La Suprema Corte, nell’analizzare il caso di fattispecie sancisce alcuni principi estremamente importati:
” il permesso mensile retribuito di cui all’art. 33, comma 3, L. 104/1992 costituisce espressione dello Stato sociale che eroga una provvidenza in forma indiretta, tramite facilitazioni e incentivi ai congiunti che si fanno carico dell’assistenza di un parente disabile grave”.
“Si tratta, in definitiva, di una misura destinata alla tutela della salute psico-fisica del disabile quale diritto fondamentale dell’individuo tutelato dall’art. 32 Cost., che rientra tra i diritti inviolabili che la Repubblica riconosce e garantisce all’uomo, sia come singolo che nelle formazioni sociali ove si svolge la sua personalità (art. 2 Cost.)”.
Tenuto conto , pertanto, delle finalità dell’istituto disciplinato dall’ad 33 della L n 104/1992, come sopra evidenziate attinenti a diritti fondamentali dell’individuo, deve concludersi che il diritto ad usufruire dei permessi costituisce un diritto del lavoratore non comprimibile e da riconoscersi in misura identica a quella del lavoratore a tempo pieno.

Per sintetizzare quanto sopra detto
I docenti in part time verticale, qualora svolgano il proprio servizio settimanale su 3 giorni rispetto ai 5 normalmente richiesti il permesso mensile previsto dalla legge 104/1992 art. 33 comma 3 ( 3 giorni mensili) è fruibile per intero.
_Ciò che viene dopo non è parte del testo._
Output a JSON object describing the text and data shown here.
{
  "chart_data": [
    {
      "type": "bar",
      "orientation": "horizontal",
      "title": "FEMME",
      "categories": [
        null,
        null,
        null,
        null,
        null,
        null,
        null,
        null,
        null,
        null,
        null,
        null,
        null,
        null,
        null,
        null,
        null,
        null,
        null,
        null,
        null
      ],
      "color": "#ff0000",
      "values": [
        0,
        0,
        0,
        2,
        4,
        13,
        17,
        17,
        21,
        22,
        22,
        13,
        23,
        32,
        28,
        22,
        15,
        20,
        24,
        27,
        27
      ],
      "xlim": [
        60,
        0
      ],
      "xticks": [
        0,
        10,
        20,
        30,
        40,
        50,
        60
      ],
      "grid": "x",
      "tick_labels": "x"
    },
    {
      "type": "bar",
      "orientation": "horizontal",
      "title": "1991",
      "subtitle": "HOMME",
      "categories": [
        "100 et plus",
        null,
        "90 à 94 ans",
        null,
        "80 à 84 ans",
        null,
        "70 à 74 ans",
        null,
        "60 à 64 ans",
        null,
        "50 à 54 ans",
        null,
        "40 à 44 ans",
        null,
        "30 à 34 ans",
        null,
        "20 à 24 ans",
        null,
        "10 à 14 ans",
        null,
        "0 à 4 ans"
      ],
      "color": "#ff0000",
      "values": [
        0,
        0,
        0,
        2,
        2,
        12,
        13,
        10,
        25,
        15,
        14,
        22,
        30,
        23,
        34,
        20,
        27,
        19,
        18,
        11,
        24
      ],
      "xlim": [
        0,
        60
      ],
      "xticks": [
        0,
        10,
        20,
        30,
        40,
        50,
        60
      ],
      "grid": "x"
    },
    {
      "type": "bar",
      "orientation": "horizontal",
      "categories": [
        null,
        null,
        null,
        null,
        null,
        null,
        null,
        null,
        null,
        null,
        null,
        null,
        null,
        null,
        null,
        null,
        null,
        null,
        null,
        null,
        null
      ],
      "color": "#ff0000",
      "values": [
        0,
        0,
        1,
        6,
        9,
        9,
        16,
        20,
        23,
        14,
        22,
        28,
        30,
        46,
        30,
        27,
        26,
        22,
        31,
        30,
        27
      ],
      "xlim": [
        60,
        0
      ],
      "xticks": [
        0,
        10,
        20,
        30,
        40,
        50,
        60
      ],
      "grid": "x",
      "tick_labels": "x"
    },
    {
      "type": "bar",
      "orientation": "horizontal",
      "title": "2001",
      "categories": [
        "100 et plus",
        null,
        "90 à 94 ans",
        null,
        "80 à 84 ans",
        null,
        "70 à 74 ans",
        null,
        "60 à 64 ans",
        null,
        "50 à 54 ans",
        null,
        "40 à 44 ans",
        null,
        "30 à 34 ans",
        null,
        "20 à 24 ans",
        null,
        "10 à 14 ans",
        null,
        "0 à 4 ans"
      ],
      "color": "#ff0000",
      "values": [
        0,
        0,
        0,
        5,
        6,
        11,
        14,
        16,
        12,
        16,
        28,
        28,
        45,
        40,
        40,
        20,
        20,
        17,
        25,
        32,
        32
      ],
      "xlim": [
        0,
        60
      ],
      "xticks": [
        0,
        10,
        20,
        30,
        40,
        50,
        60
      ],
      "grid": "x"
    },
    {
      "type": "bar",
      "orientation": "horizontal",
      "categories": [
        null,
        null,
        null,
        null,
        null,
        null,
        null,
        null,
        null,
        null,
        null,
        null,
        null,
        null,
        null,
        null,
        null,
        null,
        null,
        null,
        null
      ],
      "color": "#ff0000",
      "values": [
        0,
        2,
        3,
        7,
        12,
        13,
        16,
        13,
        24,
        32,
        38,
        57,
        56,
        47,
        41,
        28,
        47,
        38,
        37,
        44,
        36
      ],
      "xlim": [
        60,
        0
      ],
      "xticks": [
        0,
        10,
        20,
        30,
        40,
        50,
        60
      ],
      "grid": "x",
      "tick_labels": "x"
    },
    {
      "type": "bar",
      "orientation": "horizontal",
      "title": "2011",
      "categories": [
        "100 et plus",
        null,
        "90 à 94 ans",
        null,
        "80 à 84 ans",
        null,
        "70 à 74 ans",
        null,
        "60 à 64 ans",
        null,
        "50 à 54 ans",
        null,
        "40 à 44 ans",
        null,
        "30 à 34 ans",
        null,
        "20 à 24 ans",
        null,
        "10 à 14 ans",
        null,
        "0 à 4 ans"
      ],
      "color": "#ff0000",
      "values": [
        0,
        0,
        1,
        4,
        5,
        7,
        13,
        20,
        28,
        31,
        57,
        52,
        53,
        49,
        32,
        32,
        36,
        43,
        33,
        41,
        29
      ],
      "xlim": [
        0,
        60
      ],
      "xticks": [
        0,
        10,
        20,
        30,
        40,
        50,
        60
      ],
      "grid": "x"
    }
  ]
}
L’articolazione su 3 giorni supera il 50% della prestazione ordinaria.
Per quanto riguarda, invece il personale ATA in regime di part time verticale, ha bisogno, per fruire dei permessi mensili nella loro interezza di articolare il proprio orario su 4 giorni atteso che il normale orario di servizio è svolto, di norma, su sei giorni settimanali.

La sentenza è disponibili nella sezione archivio di questo sito.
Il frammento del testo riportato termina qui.